Oireachtas Joint and Select Committees
Thursday, 9 March 2023
Public Accounts Committee
2021 Financial Statements of the Sustainable Energy Authority of Ireland: Discussion
Mr. Seamus McCarthy:
The Sustainable Energy Authority of Ireland works with Irish householders, businesses, communities and Government agencies with the objective of creating a cleaner and more efficient energy future. In addition, it supports the development of clean energy technologies. The authority's income in 2021 totalled €231.5 million. This was an increase of 54% from 2020. Almost all of the authority's income in 2021 came from Exchequer cash grants. The authority received just over €156 million in 2021 from Vote 29, Environment Climate and Communications, for the authority's main sustainable energy schemes. Members may recall that the 2021 appropriation account for Vote 29 indicates there was a significant underspend in the amount transferred to the authority relative to the amount made available by Dáil Éireann. The funding was not required by the authority due to the impacts of the Covid-19 pandemic, supply chain failures and labour availability limitations.
The authority received €69 million in 2021 from Vote 31, Transport, in respect of the electric vehicles programme. This was a new funding stream in 2021 and accounts for a substantial part of the increase in the authority's funding year on year. Expenditure in 2021 amounted to just under €231 million. Almost 91% of this expenditure was incurred in relation to a wide range of grant schemes, details of which are provided in note 7 to the financial statements.
The authority also has responsibilities for registering building energy rating, BER, assessors, the provision of related IT tools and systems for BER assessments, logging BER assessment results in its national register, and overall scheme management and promotion. BER scheme income for 2021 was €3.15 million, while expenditure on scheme activities amounted to €2.8 million. The authority's expenditure an administration amounted to €1.8 million in 2021. The surplus on the authority's operations for 2021 was €702,000. This contrasts with a deficit of €888,000 incurred in 2020.
I certified the 2021 financial statements on 30 June 2022. Subsequently the authority reformatted and incorporated the financial statements along with my audit certificate into its 2021 annual performance report. The annual report was submitted to the Department of Environment, Climate and Communications which arranged for it to be presented to the Oireachtas Library and Research Service on 19 December 2022.
In preparing for this meeting, the liaison officer identified that the authority had made a serious transcription error and that the annual report presented to the Oireachtas incorrectly states that the authority's financial outcome for 2021 was a deficit of €888,000. The 2020 outcome figure stated is also incorrect. Further examination of the annual report identified that there were a number of other transcription errors in the financial statements as presented.
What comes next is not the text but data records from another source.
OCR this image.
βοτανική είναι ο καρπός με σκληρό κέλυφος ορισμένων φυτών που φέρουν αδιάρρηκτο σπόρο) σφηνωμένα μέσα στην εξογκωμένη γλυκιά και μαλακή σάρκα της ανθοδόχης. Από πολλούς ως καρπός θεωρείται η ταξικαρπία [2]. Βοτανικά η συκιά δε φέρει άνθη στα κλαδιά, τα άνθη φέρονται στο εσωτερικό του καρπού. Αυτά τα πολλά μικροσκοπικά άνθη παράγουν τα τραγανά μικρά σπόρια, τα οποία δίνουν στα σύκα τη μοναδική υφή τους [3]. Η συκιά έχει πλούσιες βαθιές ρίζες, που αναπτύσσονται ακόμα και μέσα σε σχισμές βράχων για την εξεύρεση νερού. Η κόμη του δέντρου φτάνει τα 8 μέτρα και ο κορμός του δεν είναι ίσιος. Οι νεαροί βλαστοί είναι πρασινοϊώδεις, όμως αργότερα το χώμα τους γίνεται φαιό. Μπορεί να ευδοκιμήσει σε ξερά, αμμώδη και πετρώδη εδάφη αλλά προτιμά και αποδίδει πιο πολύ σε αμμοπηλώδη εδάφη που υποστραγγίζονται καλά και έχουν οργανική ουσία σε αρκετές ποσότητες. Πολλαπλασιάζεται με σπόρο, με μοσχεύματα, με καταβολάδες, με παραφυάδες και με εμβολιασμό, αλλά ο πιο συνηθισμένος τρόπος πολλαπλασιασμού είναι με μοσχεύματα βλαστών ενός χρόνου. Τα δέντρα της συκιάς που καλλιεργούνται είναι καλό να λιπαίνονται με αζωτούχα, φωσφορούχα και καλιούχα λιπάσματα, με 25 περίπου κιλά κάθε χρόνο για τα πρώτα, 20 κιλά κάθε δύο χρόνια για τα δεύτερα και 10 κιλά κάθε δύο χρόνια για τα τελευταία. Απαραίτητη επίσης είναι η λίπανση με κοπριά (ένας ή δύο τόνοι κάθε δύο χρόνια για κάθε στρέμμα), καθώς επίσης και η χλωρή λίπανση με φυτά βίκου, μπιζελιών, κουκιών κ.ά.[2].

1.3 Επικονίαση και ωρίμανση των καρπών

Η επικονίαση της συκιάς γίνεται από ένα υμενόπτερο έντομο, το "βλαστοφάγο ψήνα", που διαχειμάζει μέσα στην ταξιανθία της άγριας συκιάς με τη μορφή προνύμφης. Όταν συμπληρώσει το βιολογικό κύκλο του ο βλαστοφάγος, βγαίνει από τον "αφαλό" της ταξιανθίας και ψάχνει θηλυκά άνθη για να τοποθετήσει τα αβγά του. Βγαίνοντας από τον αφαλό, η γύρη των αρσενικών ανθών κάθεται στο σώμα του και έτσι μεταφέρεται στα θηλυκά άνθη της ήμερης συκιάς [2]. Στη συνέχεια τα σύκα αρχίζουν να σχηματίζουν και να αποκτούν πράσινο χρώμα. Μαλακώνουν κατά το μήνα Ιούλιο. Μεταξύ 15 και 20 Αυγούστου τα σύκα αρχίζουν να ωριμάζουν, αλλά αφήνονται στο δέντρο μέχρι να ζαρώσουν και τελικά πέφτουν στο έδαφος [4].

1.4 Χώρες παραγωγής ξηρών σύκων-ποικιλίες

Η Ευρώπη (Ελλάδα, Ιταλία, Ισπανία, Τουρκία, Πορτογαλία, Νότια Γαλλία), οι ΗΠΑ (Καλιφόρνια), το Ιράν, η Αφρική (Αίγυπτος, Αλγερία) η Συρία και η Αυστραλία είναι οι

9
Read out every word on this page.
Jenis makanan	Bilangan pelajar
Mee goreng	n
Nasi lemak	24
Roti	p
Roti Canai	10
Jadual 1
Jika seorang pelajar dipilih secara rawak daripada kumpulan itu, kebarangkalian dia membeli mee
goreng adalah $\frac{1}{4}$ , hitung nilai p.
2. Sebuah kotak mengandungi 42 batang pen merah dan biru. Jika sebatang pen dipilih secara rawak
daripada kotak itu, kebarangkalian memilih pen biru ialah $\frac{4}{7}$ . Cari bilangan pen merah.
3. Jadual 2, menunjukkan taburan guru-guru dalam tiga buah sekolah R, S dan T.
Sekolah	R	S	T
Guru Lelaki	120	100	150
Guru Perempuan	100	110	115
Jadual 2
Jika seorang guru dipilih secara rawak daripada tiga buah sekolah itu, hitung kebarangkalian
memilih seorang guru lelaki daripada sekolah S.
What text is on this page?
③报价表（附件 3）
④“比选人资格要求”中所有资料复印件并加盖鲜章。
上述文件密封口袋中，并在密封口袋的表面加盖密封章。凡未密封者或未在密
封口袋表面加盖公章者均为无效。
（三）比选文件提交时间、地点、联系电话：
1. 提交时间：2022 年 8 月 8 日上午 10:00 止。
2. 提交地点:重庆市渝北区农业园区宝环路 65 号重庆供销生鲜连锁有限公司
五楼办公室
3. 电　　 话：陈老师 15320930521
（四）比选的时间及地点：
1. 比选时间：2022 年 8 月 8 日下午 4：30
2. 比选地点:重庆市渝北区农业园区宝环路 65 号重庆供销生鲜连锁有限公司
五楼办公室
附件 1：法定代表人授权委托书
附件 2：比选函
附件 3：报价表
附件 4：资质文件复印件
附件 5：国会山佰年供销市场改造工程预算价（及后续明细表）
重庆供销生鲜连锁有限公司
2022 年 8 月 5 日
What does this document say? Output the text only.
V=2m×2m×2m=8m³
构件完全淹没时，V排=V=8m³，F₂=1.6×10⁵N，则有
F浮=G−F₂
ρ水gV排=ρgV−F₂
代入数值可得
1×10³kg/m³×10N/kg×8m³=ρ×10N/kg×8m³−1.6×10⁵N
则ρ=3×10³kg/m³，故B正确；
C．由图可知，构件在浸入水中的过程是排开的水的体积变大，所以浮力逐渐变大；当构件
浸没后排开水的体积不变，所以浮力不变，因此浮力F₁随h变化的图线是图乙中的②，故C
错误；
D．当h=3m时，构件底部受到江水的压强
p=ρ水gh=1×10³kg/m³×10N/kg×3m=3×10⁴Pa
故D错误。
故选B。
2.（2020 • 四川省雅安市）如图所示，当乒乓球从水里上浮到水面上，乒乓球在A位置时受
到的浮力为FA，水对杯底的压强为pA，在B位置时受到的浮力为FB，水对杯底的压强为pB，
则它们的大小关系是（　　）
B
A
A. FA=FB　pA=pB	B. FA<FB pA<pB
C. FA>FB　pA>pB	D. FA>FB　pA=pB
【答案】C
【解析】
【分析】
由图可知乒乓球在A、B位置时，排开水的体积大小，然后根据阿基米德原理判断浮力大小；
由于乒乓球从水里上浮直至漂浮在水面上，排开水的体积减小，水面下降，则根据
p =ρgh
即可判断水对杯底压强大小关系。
Public bodies have a clear and simple obligation to present financial statements as audited by me to the Houses of the Oireachtas. In this case, prompt presentation by the authority and the Department of the correct financial statements is required, showing the correct audited figures. Given the nature of the authority's main activity as a grant giver, key value for money issues include the extent to which relevant and meaningful output and outcome targets are set for each of the grant programmes. These should included short-term, intermediate targets, as well as medium- and long-term strategic targets, whether the authority has adequate systems in place to measure and report on the outputs and outcomes achieved and whether scarce Exchequer resources are being applied in ways that maximise the long-term benefits to Irish society.